Tracking Disease Outbreaks
Tracking—and stopping—disease outbreaks is the province of specialists known as epidemiologists. Arguably, one of history's most remarkable feats of disease detecting was the work of John Snow, a 19th-century British doctor known as the "father of epidemiology." Snow painstakingly traced the source of a London cholera outbreak to a pump in the city's Lambeth neighborhood. He did so by mapping cases of the disease until he was finally able to pin down a particular communal water pump as the nexus of the disease's spread.
Snow's detecting presaged the sort of footwork that epidemiologists still conduct today. They begin with an "index case," the patient who first comes to the attention of health workers, and then "map" that person's contacts and activities. That is, they backtrack along the web of interactions associated with the index case in the hope of limiting a wider outbreak. A NOVA Online interactive gives you a chance to walk through this process and trace the origin of an infection, just as a working epidemiologist does.
How do "disease detectives" work?
Plain old detective footwork is critical in tracking and reining in a disease outbreak. The work can start with a report of a single case. Fortunately, the diseases that are of most concern to public health officials, like measles, must be reported: Clinicians are required to notify the appropriate public health authorities whenever they encounter a suspected case.

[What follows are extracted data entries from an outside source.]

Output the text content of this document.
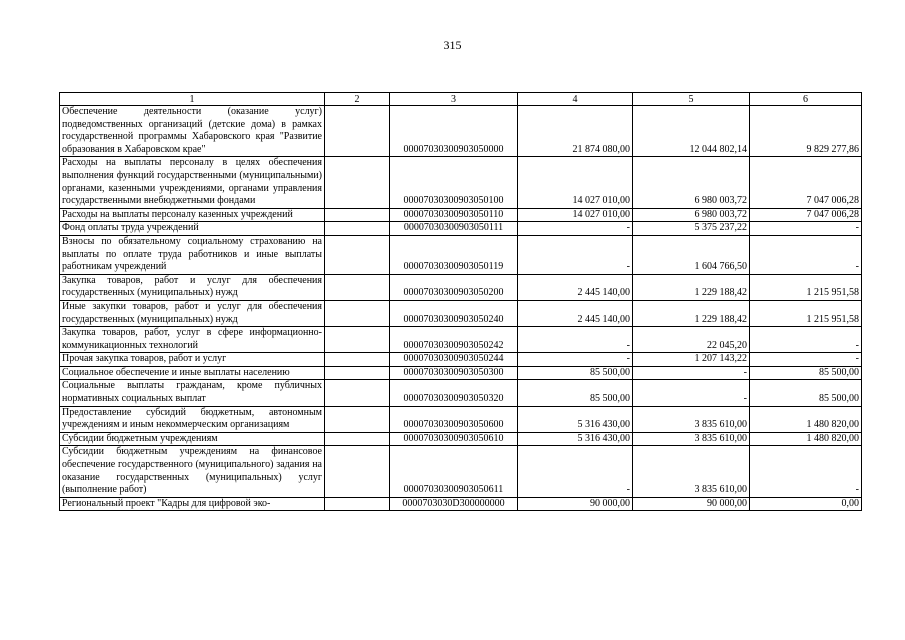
315
1	2	3	4	5	6
Обеспечение деятельности (оказание услуг) подведомственных организаций (детские дома) в рамках государственной программы Хабаровского края "Развитие образования в Хабаровском крае"		00007030300903050000	21 874 080,00	12 044 802,14	9 829 277,86
Расходы на выплаты персоналу в целях обеспечения выполнения функций государственными (муниципальными) органами, казенными учреждениями, органами управления государственными внебюджетными фондами		00007030300903050100	14 027 010,00	6 980 003,72	7 047 006,28
Расходы на выплаты персоналу казенных учреждений		00007030300903050110	14 027 010,00	6 980 003,72	7 047 006,28
Фонд оплаты труда учреждений		00007030300903050111	-	5 375 237,22	-
Взносы по обязательному социальному страхованию на выплаты по оплате труда работников и иные выплаты работникам учреждений		00007030300903050119	-	1 604 766,50	-
Закупка товаров, работ и услуг для обеспечения государственных (муниципальных) нужд		00007030300903050200	2 445 140,00	1 229 188,42	1 215 951,58
Иные закупки товаров, работ и услуг для обеспечения государственных (муниципальных) нужд		00007030300903050240	2 445 140,00	1 229 188,42	1 215 951,58
Закупка товаров, работ, услуг в сфере информационно-коммуникационных технологий		00007030300903050242	-	22 045,20	-
Прочая закупка товаров, работ и услуг		00007030300903050244	-	1 207 143,22	-
Социальное обеспечение и иные выплаты населению		00007030300903050300	85 500,00	-	85 500,00
Социальные выплаты гражданам, кроме публичных нормативных социальных выплат		00007030300903050320	85 500,00	-	85 500,00
Предоставление субсидий бюджетным, автономным учреждениям и иным некоммерческим организациям		00007030300903050600	5 316 430,00	3 835 610,00	1 480 820,00
Субсидии бюджетным учреждениям		00007030300903050610	5 316 430,00	3 835 610,00	1 480 820,00
Субсидии бюджетным учреждениям на финансовое обеспечение государственного (муниципального) задания на оказание государственных (муниципальных) услуг (выполнение работ)		00007030300903050611	-	3 835 610,00	-
Региональный проект "Кадры для цифровой эко-		0000703030D300000000	90 000,00	90 000,00	0,00
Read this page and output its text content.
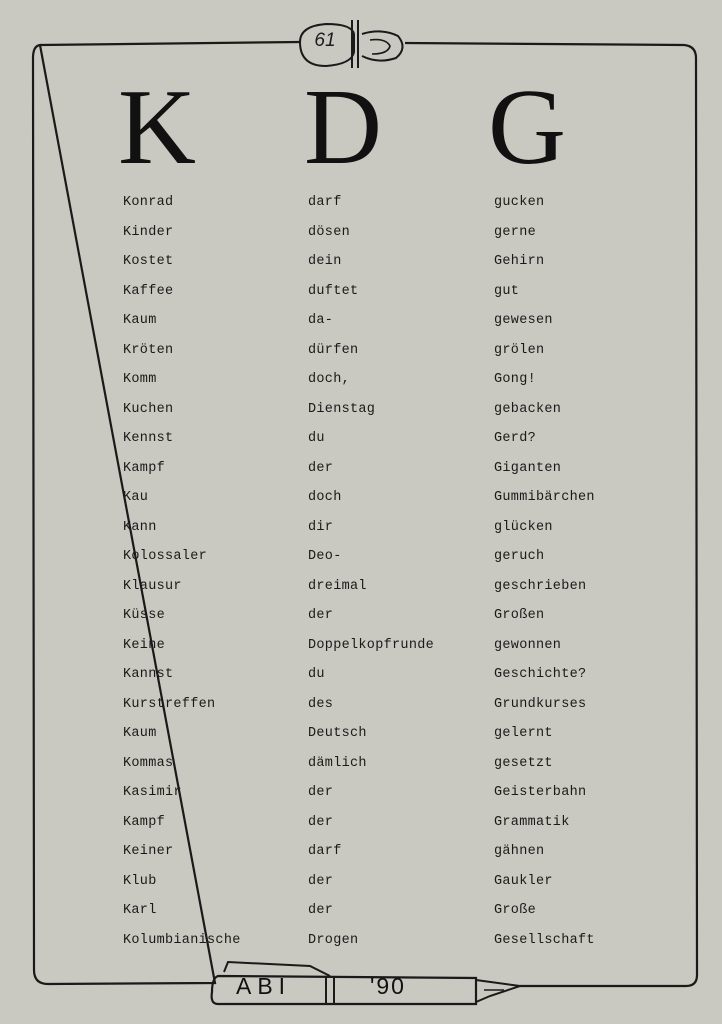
61
K D G
Konrad
Kinder
Kostet
Kaffee
Kaum
Kröten
Komm
Kuchen
Kennst
Kampf
Kau
Kann
Kolossaler
Klausur
Küsse
Keine
Kannst
Kurstreffen
Kaum
Kommas
Kasimir
Kampf
Keiner
Klub
Karl
Kolumbianische
darf
dösen
dein
duftet
da-
dürfen
doch,
Dienstag
du
der
doch
dir
Deo-
dreimal
der
Doppelkopfrunde
du
des
Deutsch
dämlich
der
der
darf
der
der
Drogen
gucken
gerne
Gehirn
gut
gewesen
grölen
Gong!
gebacken
Gerd?
Giganten
Gummibärchen
glücken
geruch
geschrieben
Großen
gewonnen
Geschichte?
Grundkurses
gelernt
gesetzt
Geisterbahn
Grammatik
gähnen
Gaukler
Große
Gesellschaft
ABI	'90
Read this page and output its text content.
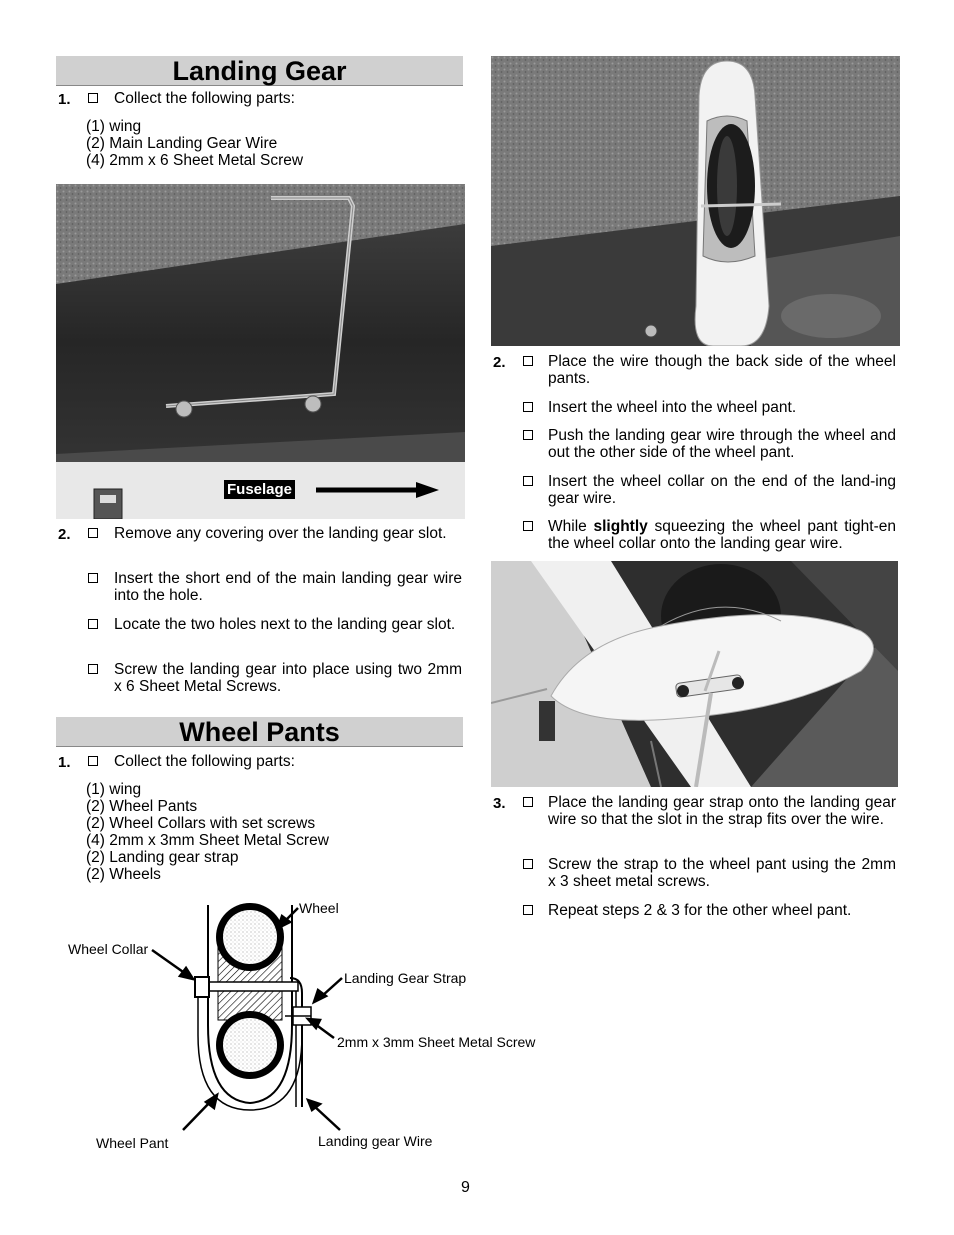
Landing Gear
1.	Collect the following parts:
(1) wing
(2) Main Landing Gear Wire
(4) 2mm x 6 Sheet Metal Screw
Fuselage
2.	Remove any covering over the landing gear slot.
Insert the short end of the main landing gear wire into the hole.
Locate the two holes next to the landing gear slot.
Screw the landing gear into place using two 2mm x 6 Sheet Metal Screws.
Wheel Pants
1.	Collect the following parts:
(1) wing
(2) Wheel Pants
(2) Wheel Collars with set screws
(4) 2mm x 3mm Sheet Metal Screw
(2) Landing gear strap
(2) Wheels
Wheel
Wheel Collar
Landing Gear Strap
2mm x 3mm Sheet Metal Screw
Wheel Pant	Landing gear Wire
2.	Place the wire though the back side of the wheel pants.
Insert the wheel into the wheel pant.
Push the landing gear wire through the wheel and out the other side of the wheel pant.
Insert the wheel collar on the end of the land-ing gear wire.
While slightly squeezing the wheel pant tight-en the wheel collar onto the landing gear wire.
3.	Place the landing gear strap onto the landing gear wire so that the slot in the strap fits over the wire.
Screw the strap to the wheel pant using the 2mm x 3 sheet metal screws.
Repeat steps 2 & 3 for the other wheel pant.
9
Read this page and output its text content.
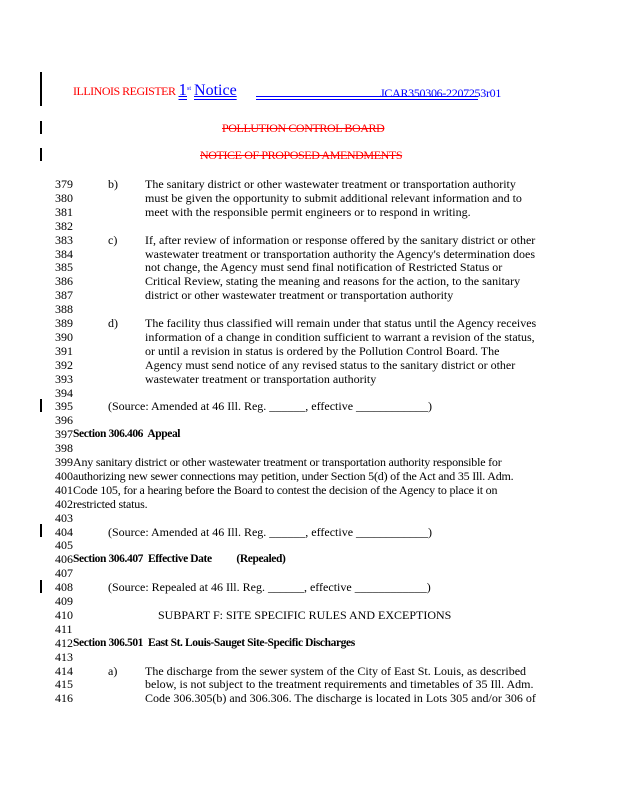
ILLINOIS REGISTER 1st Notice	JCAR350306-2207253r01
POLLUTION CONTROL BOARD
NOTICE OF PROPOSED AMENDMENTS
379	b) The sanitary district or other wastewater treatment or transportation authority
380	must be given the opportunity to submit additional relevant information and to
381	meet with the responsible permit engineers or to respond in writing.
382
383	c) If, after review of information or response offered by the sanitary district or other
384	wastewater treatment or transportation authority the Agency's determination does
385	not change, the Agency must send final notification of Restricted Status or
386	Critical Review, stating the meaning and reasons for the action, to the sanitary
387	district or other wastewater treatment or transportation authority
388
389	d) The facility thus classified will remain under that status until the Agency receives
390	information of a change in condition sufficient to warrant a revision of the status,
391	or until a revision in status is ordered by the Pollution Control Board. The
392	Agency must send notice of any revised status to the sanitary district or other
393	wastewater treatment or transportation authority
394
395	(Source: Amended at 46 Ill. Reg. ______, effective ____________)
396
397 Section 306.406  Appeal
398
399 Any sanitary district or other wastewater treatment or transportation authority responsible for
400 authorizing new sewer connections may petition, under Section 5(d) of the Act and 35 Ill. Adm.
401 Code 105, for a hearing before the Board to contest the decision of the Agency to place it on
402 restricted status.
403
404	(Source: Amended at 46 Ill. Reg. ______, effective ____________)
405
406 Section 306.407  Effective Date          (Repealed)
407
408	(Source: Repealed at 46 Ill. Reg. ______, effective ____________)
409
410	SUBPART F: SITE SPECIFIC RULES AND EXCEPTIONS
411
412 Section 306.501  East St. Louis-Sauget Site-Specific Discharges
413
414	a) The discharge from the sewer system of the City of East St. Louis, as described
415	below, is not subject to the treatment requirements and timetables of 35 Ill. Adm.
416	Code 306.305(b) and 306.306. The discharge is located in Lots 305 and/or 306 of
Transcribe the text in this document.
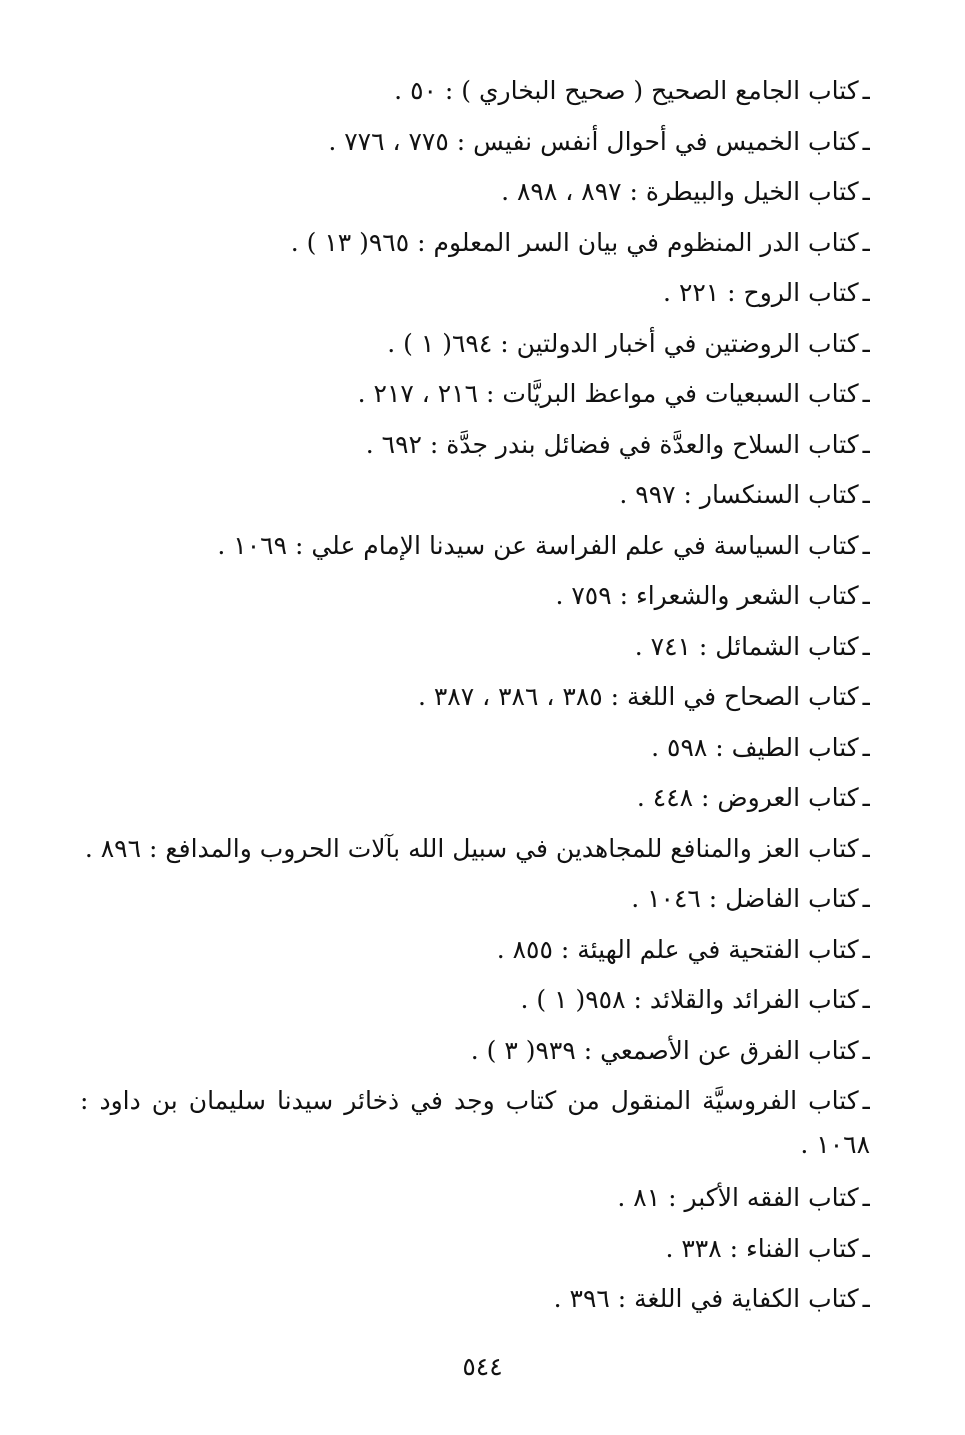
ـكتاب الجامع الصحيح ( صحيح البخاري ) : ٥٠ .
ـكتاب الخميس في أحوال أنفس نفيس : ٧٧٥ ، ٧٧٦ .
ـكتاب الخيل والبيطرة : ٨٩٧ ، ٨٩٨ .
ـكتاب الدر المنظوم في بيان السر المعلوم : ٩٦٥( ١٣ ) .
ـكتاب الروح : ٢٢١ .
ـكتاب الروضتين في أخبار الدولتين : ٦٩٤( ١ ) .
ـكتاب السبعيات في مواعظ البريَّات : ٢١٦ ، ٢١٧ .
ـكتاب السلاح والعدَّة في فضائل بندر جدَّة : ٦٩٢ .
ـكتاب السنكسار : ٩٩٧ .
ـكتاب السياسة في علم الفراسة عن سيدنا الإمام علي : ١٠٦٩ .
ـكتاب الشعر والشعراء : ٧٥٩ .
ـكتاب الشمائل : ٧٤١ .
ـكتاب الصحاح في اللغة : ٣٨٥ ، ٣٨٦ ، ٣٨٧ .
ـكتاب الطيف : ٥٩٨ .
ـكتاب العروض : ٤٤٨ .
ـكتاب العز والمنافع للمجاهدين في سبيل الله بآلات الحروب والمدافع : ٨٩٦ .
ـكتاب الفاضل : ١٠٤٦ .
ـكتاب الفتحية في علم الهيئة : ٨٥٥ .
ـكتاب الفرائد والقلائد : ٩٥٨( ١ ) .
ـكتاب الفرق عن الأصمعي : ٩٣٩( ٣ ) .
ـكتاب الفروسيَّة المنقول من كتاب وجد في ذخائر سيدنا سليمان بن داود : ١٠٦٨ .
ـكتاب الفقه الأكبر : ٨١ .
ـكتاب الفناء : ٣٣٨ .
ـكتاب الكفاية في اللغة : ٣٩٦ .
٥٤٤
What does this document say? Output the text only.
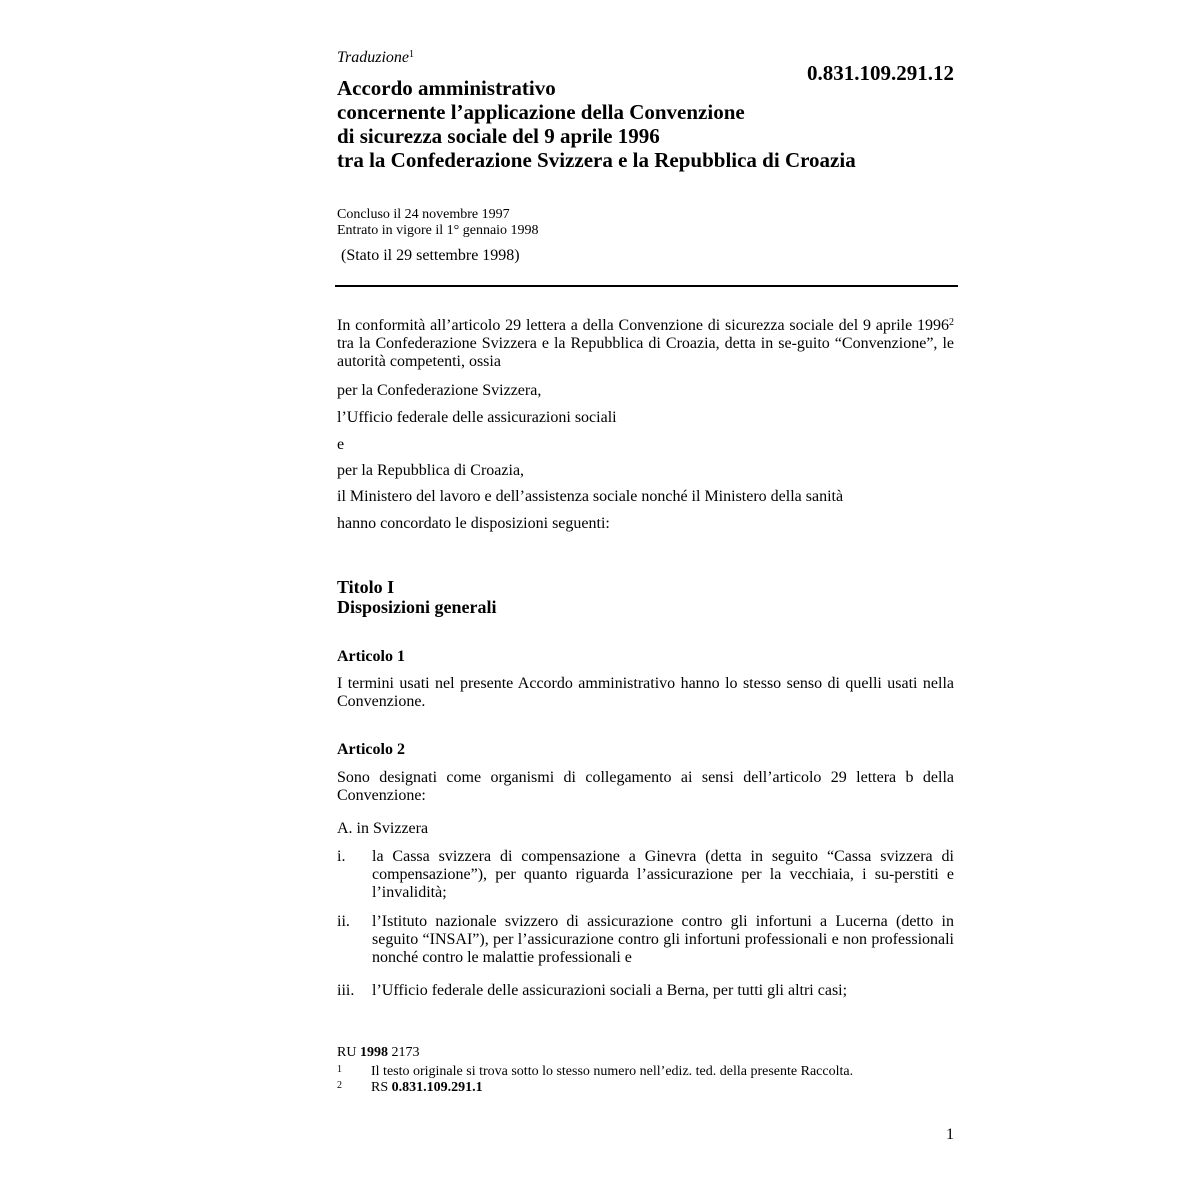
Traduzione$^1$

0.831.109.291.12

Accordo amministrativo
concernente l’applicazione della Convenzione
di sicurezza sociale del 9 aprile 1996
tra la Confederazione Svizzera e la Repubblica di Croazia
Concluso il 24 novembre 1997
Entrato in vigore il 1° gennaio 1998
(Stato il 29 settembre 1998)

In conformità all’articolo 29 lettera a della Convenzione di sicurezza sociale del 9 aprile 1996$^2$ tra la Confederazione Svizzera e la Repubblica di Croazia, detta in se-guito “Convenzione”, le autorità competenti, ossia

per la Confederazione Svizzera,
l’Ufficio federale delle assicurazioni sociali
e
per la Repubblica di Croazia,
il Ministero del lavoro e dell’assistenza sociale nonché il Ministero della sanità
hanno concordato le disposizioni seguenti:
Titolo I
Disposizioni generali
Articolo 1

I termini usati nel presente Accordo amministrativo hanno lo stesso senso di quelli usati nella Convenzione.

Articolo 2

Sono designati come organismi di collegamento ai sensi dell’articolo 29 lettera b della Convenzione:

A. in Svizzera
i.	la Cassa svizzera di compensazione a Ginevra (detta in seguito “Cassa svizzera di compensazione”), per quanto riguarda l’assicurazione per la vecchiaia, i su-perstiti e l’invalidità;
ii.	l’Istituto nazionale svizzero di assicurazione contro gli infortuni a Lucerna (detto in seguito “INSAI”), per l’assicurazione contro gli infortuni professionali e non professionali nonché contro le malattie professionali e
iii.	l’Ufficio federale delle assicurazioni sociali a Berna, per tutti gli altri casi;
RU 1998 2173
1	Il testo originale si trova sotto lo stesso numero nell’ediz. ted. della presente Raccolta.
2	RS 0.831.109.291.1
1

In the United States, the index case of a vaccine-preventable disease like measles tends to be an unvaccinated person who traveled overseas, picked up the virus, and carried it home. A measles-infected person can be contagious as early as four days before showing symptoms. Thus public health workers have to identify as many as possible of an infected person's connections during the days before a confirmed diagnosis is made—including, for example, fellow plane passengers. In 2013, disease detectives were kept busy with several U.S. measles outbreaks. Of the 159 cases in these outbreaks, 99% were traced to an overseas traveler who returned to the States infected but unaware of that fact. Disease detecting also showed that 82% of the cases involved people who were unvaccinated for measles.
In their investigations, epidemiologists often find that a low vaccination rate in a given population is a factor in the outbreak of a vaccine-preventable disease. Sometimes, the role of this factor is obvious because the outbreak happens in a culturally defined community with low vaccination rates. This scenario unfolded in a 2014 measles outbreak in Ohio among the Amish, many of whom are never vaccinated. But there are also places where cultural bonds aren't as obvious, such as Marin County, California, a region that is home to pockets of parents who have declined to have their children vaccinated; unlike the Amish community in Ohio, this is a scattered aggregation of people who can't be as easily traced by distinctive cultural connections.
What is the role of geographic overlap?
Because religious or cultural practices don't always exactly delineate clusters of unvaccinated people, disease detectives also examine the geographic overlap between vaccine exemption rates and outbreaks. Typically, outbreaks tend to concentrate where there are high rates of nonmedical vaccine exemptions—that is, people who have declined to be vaccinated for a reason not supported by medical necessity. For example, the three largest measles outbreaks in the United States between 2001 and 2008 arose in populations with high rates of vaccine exemptions for personal beliefs. Researchers have found similar patterns of overlap for pertussis, or whooping cough.
How do epidemiologists keep ahead of microbes?
Epidemiologists can also track whether or not microbes are changing enough to evade vaccine-triggered immunity. These molecular investigations involve interrogating microbes instead of people, using sophisticated tools to sequence a germ's DNA or proteins to see if it's changing its molecular appearance.
In addition, different regions of the world can host different types of a given microbe. These region-specific molecular clues can be as telling about where someone became infected as the person's travel history—contributing to the information needed to limit an outbreak.
What happens after an outbreak ends?
Footwork and geographic overlap analysis are among the methods that epidemiologists can use to trace, track, and try to limit an outbreak. But their work doesn't end there.
Even after an outbreak has ended, disease detectives still have plenty to do. Using the information gathered during the outbreak, they can compare disease rates among vaccinated and unvaccinated people. That calculation tells them exactly how risky it is to be unvaccinated when an infectious disease threatens a community. And this work isn't simply a math exercise. With these numbers, public health officials can then set target thresholds for immunization rates in a community. They can also use these numbers in public-health communications to inform people of the risks of forgoing vaccination.
Such data crunching has revealed a clear finding: Being unvaccinated greatly boosts a person's risk of infection. According to one study, for example, children whose parents choose not to have them vaccinated against chickenpox face a nine-fold greater risk of contracting the disease than do vaccinated children. A similar study of pertussis revealed a risk of getting the disease about six-fold greater for unvaccinated children. And going unvaccinated for measles increases as much as 22-fold the risk of contracting that disease.